Compute torque at each control cycle
Total time budget: ~1 ms at 1 kHz
- RNE dynamics: ~0.05 ms
- PD control: ~0.01 ms
- Safety checks: ~0.02 ms
- Communication: ~0.3 ms
- Headroom: ~0.6 ms
"""
if self.target_q is None:
return np.zeros(self.robot.n)
# Desired trajectory (simple interpolation)
q_des = self.target_q
dq_des = self.target_dq if self.target_dq is not None else np.zeros(self.robot.n)
ddq_des = np.zeros(self.robot.n)
# Feedforward: compute torques for desired motion
tau_ff = self.robot.compute_dynamics(q_des, dq_des, ddq_des)
# Feedback: PD correction
q_err = q_des - q
dq_err = dq_des - dq
tau_fb = self.Kp * q_err + self.Kd * dq_err
# Total torque
tau_total = tau_ff + tau_fb
# Safety: torque limits
tau_max = np.array([50.0, 30.0]) # N·m
tau_total = np.clip(tau_total, -tau_max, tau_max)
return tau_total
def control_loop(self, q_current, dq_current, t):
"""One iteration of the control loop"""
tau = self.compute_control_torque(q_current, dq_current, t)
# In reality: send tau to motor drivers
# Read next sensor values
# Repeat
return tau
# Example usage
controller = RealTimeRobotController(robot, control_freq=1000)
controller.target_q = np.array([1.0, 0.5])
controller.target_dq = np.array([0.0, 0.0])
tau_cmd = controller.control_loop(
q_current=np.array([0.8, 0.4]),
dq_current=np.array([0.2, 0.1]),
t=0.0
)
print(f"Control torque: τ₁={tau_cmd[0]:.2f}, τ₂={tau_cmd[1]:.2f}")
Computational Complexity Analysis
| Operation | Operations per link | Total (n links) |
|---|---|---|
| Forward pass | ~30 FLOPs | 30n |
| Backward pass | ~40 FLOPs | 40n |
| Total per evaluation | ~70n FLOPs |
For a 6-DOF robot: ~420 FLOPs → ~0.4 μs on a 1 GHz processor. For a 20-DOF humanoid: ~1400 FLOPs → ~1.4 μs.
This leaves enormous headroom for sensor fusion, trajectory generation, and communication.
Key Takeaways
- Recursive Newton-Euler runs in O(n) time, making it the algorithm of choice for real-time control
- Forward pass propagates velocities and accelerations from base to end-effector
- Backward pass propagates forces and torques from end-effector to base
- The algorithm naturally handles gravity, Coriolis, and external forces
- Mass matrix extraction is O(n²) but each column is O(n), making it practical for control
- Industrial robots (ABB, KUKA, FANUC) use variants of this algorithm at 1-8 kHz
Next Steps
Tomorrow, we’ll implement a complete Python dynamics simulation environment using our derived equations, and validate against ground-truth simulators like PyBullet and MuJoCo.

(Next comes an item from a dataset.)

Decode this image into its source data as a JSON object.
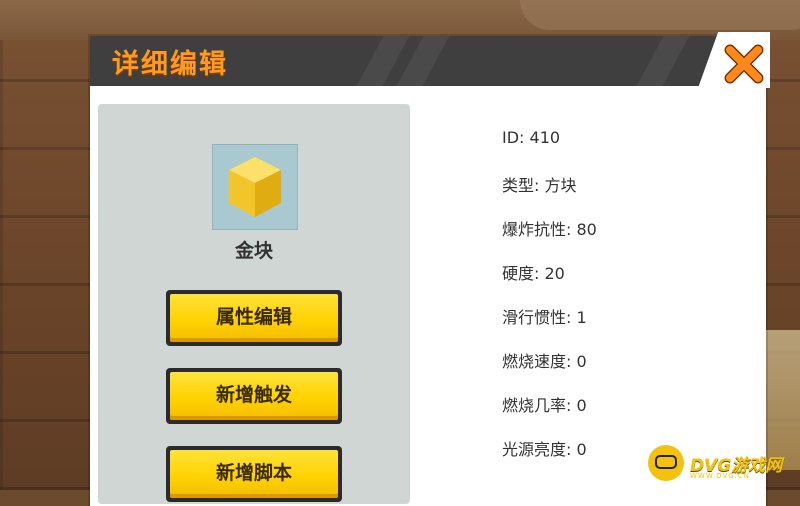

Practice Exercise: Extend the recursive algorithm to handle a robot with a payload at the end-effector. How does a 2 kg payload at the end-effector change the required joint torques compared to an unloaded robot? Plot τ₁ and τ₂ as functions of payload mass from 0 to 5 kg.
Disclaimer
For educational purposes only. This article is part of a structured learning curriculum and does not constitute professional engineering advice.